The 0.5 Percent Man

The quixotic Lindsey Graham for President campaign never really left the station. Although he turned in a lively performance at several of the undercard debates and was a favorite of reporters to cover on the trail, Graham failed to not just excite but to even draw interest from voters in his White House bid, including in his home state of South Carolina.

How come? Given that Graham was basically running a single-issue campaign on fixing American foreign policy, it would seem that his ardor and expertise would translate into electoral support in what’s been a year of upheaval around the world. It was Graham, after all, who spoke up last spring in favor of deploying 10,000 ground troops to fight ISIS.

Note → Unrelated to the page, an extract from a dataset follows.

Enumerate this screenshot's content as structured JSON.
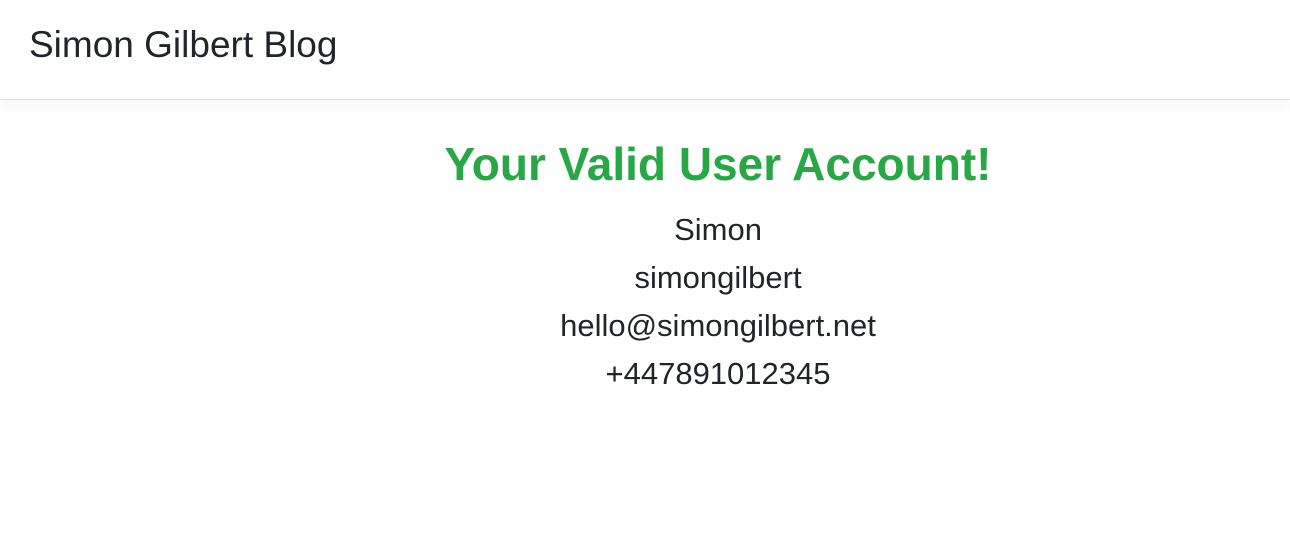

But even as he styled himself as the candidate who would undo our Nobel Peace Prize-winning president’s legacy of disengagement from the world, Graham dissed the same constituency who would have rewarded him for it. He called Donald Trump a “jackass,” which famously prompted Trump to give away Graham’s cell phone number to a South Carolina audience. He gave a thumbs up to Bruce Jenner’s sex change when welcoming the newly introduced Caitlyn Jenner into his party. And Graham could never walk back high-profile positions in support of climate change regulation and immigration reform that made him unacceptable to large swaths of GOP primary voters.

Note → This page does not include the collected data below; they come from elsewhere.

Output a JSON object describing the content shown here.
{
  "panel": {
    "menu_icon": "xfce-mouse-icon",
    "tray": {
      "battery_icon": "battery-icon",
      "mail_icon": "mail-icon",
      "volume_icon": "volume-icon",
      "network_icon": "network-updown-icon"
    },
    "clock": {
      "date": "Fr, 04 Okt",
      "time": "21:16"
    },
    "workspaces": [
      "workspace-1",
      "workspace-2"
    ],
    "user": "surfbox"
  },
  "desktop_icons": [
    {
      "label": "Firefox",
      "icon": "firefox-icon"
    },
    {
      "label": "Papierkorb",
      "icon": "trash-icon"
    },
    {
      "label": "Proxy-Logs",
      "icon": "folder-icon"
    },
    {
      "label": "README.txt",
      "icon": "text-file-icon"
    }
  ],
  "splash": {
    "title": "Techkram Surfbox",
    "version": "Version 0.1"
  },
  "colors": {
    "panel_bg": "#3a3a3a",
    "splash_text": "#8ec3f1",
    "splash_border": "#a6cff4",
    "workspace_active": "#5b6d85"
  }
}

It would be easy to say that because of Graham’s profile it was the wrong year for him to run. But the truth is that every year was going to be the wrong year for Lindsey Graham to run for president; he’s not a politician who seems to have ordered anything in his life or legislative career toward that goal. Graham seems to enjoy the personal side of politics, including the colorful gamesmanship, a bit too much for that. My favorite Lindsey Graham line is something he said to his Senate colleague George LeMieux when the Floridian in the Senate gym spontaneously volunteered to fully back his ill-fated climate change plan: “You can’t come that easy.”

In an earlier assessment of Graham, I dubbed he and John McCain the “Last Hawks” of the U.S. Senate. But in 2015 that’s no longer true. Tom Cotton has devoted most of his first year to pushing for a muscular foreign policy. The bloodbath unleashed by ISIS has caused other Washington Republicans to wake up about the Middle East. In other words, we’re a long way from that Senate Foreign Relations Committee vote in 2013 opposing air strikes in Syria.

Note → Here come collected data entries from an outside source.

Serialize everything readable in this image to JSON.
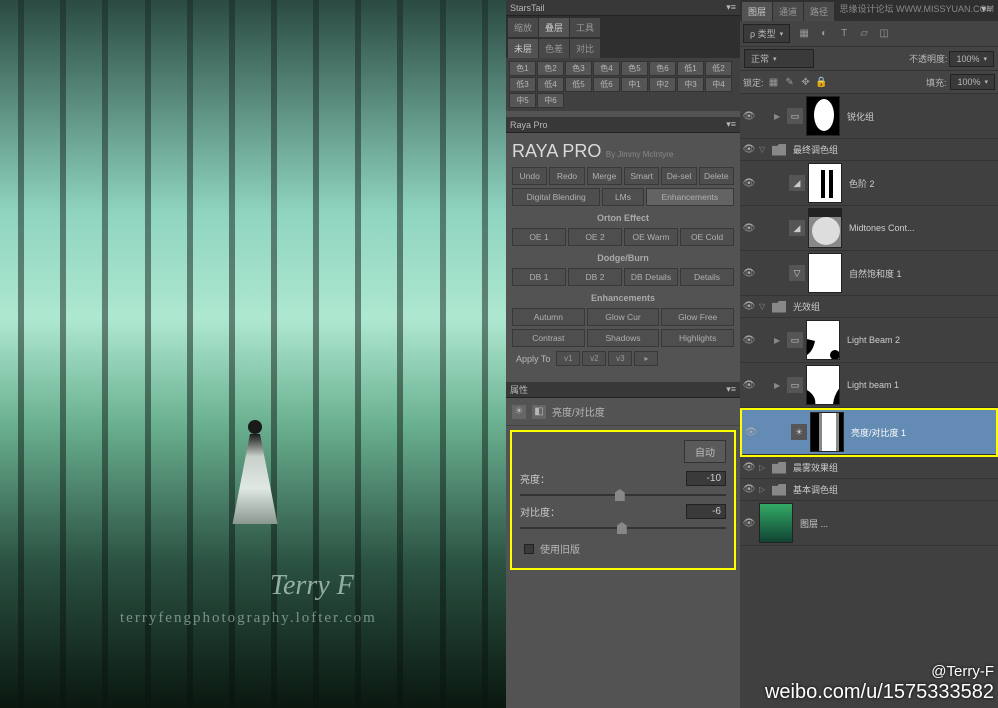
{
  "watermarks": {
    "artist": "Terry F",
    "url": "terryfengphotography.lofter.com",
    "top": "思缘设计论坛 WWW.MISSYUAN.COM",
    "weibo_handle": "@Terry-F",
    "weibo_url": "weibo.com/u/1575333582"
  },
  "starsTail": {
    "title": "StarsTail",
    "tabRow1": [
      "缩放",
      "叠层",
      "工具"
    ],
    "tabRow2": [
      "未层",
      "色差",
      "对比"
    ],
    "row1": [
      "色1",
      "色2",
      "色3",
      "色4",
      "色5",
      "色6"
    ],
    "row2": [
      "低1",
      "低2",
      "低3",
      "低4",
      "低5",
      "低6"
    ],
    "row3": [
      "中1",
      "中2",
      "中3",
      "中4",
      "中5",
      "中6"
    ]
  },
  "rayaPro": {
    "title": "Raya Pro",
    "brand": "RAYA PRO",
    "byline": "By Jimmy McIntyre",
    "row1": [
      "Undo",
      "Redo",
      "Merge",
      "Smart",
      "De-sel",
      "Delete"
    ],
    "modeTabs": [
      "Digital Blending",
      "LMs",
      "Enhancements"
    ],
    "sections": [
      {
        "name": "Orton Effect",
        "buttons": [
          "OE 1",
          "OE 2",
          "OE Warm",
          "OE Cold"
        ]
      },
      {
        "name": "Dodge/Burn",
        "buttons": [
          "DB 1",
          "DB 2",
          "DB Details",
          "Details"
        ]
      },
      {
        "name": "Enhancements",
        "buttons_a": [
          "Autumn",
          "Glow Cur",
          "Glow Free"
        ],
        "buttons_b": [
          "Contrast",
          "Shadows",
          "Highlights"
        ]
      }
    ],
    "applyTo": "Apply To",
    "applyBtns": [
      "v1",
      "v2",
      "v3"
    ]
  },
  "properties": {
    "title": "属性",
    "type": "亮度/对比度",
    "auto": "自动",
    "brightness_lbl": "亮度：",
    "brightness_val": "-10",
    "contrast_lbl": "对比度：",
    "contrast_val": "-6",
    "legacy": "使用旧版"
  },
  "layersPanel": {
    "tabs": [
      "图层",
      "通道",
      "路径"
    ],
    "typeFilter": "ρ 类型",
    "blendMode": "正常",
    "opacityLbl": "不透明度:",
    "opacityVal": "100%",
    "lockLbl": "锁定:",
    "fillLbl": "填充:",
    "fillVal": "100%",
    "layers": [
      {
        "type": "layer",
        "name": "锐化组",
        "indent": 1,
        "expand": "▶",
        "vis": "👁"
      },
      {
        "type": "group",
        "name": "最终调色组",
        "expand": "▽",
        "vis": "👁"
      },
      {
        "type": "adj",
        "name": "色阶 2",
        "indent": 2,
        "vis": "👁",
        "icon": "◢"
      },
      {
        "type": "adj",
        "name": "Midtones Cont...",
        "indent": 2,
        "vis": "👁",
        "icon": "◢"
      },
      {
        "type": "adj",
        "name": "自然饱和度 1",
        "indent": 2,
        "vis": "👁",
        "icon": "▽"
      },
      {
        "type": "group",
        "name": "光效组",
        "expand": "▽",
        "vis": "👁"
      },
      {
        "type": "layer",
        "name": "Light Beam 2",
        "indent": 2,
        "expand": "▶",
        "vis": "👁"
      },
      {
        "type": "layer",
        "name": "Light beam 1",
        "indent": 2,
        "expand": "▶",
        "vis": "👁"
      },
      {
        "type": "adj",
        "name": "亮度/对比度 1",
        "indent": 2,
        "vis": "👁",
        "icon": "☀",
        "selected": true
      },
      {
        "type": "group",
        "name": "晨雾效果组",
        "expand": "▷",
        "vis": "👁"
      },
      {
        "type": "group",
        "name": "基本调色组",
        "expand": "▷",
        "vis": "👁"
      },
      {
        "type": "bg",
        "name": "图层 ...",
        "vis": "👁"
      }
    ]
  }
}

Even from 0.5 percent in the polls, Lindsey Graham did his part to make sure the next Republican president will make it his mission to fix everything Obama has done around the world. Not a bad legacy for a presidential candidate who never really was one.

Rich Danker is executive director of the Lone Star Committee, an independent political organization supporting Ted Cruz. He previously managed Jeff Bell’s Senate campaign.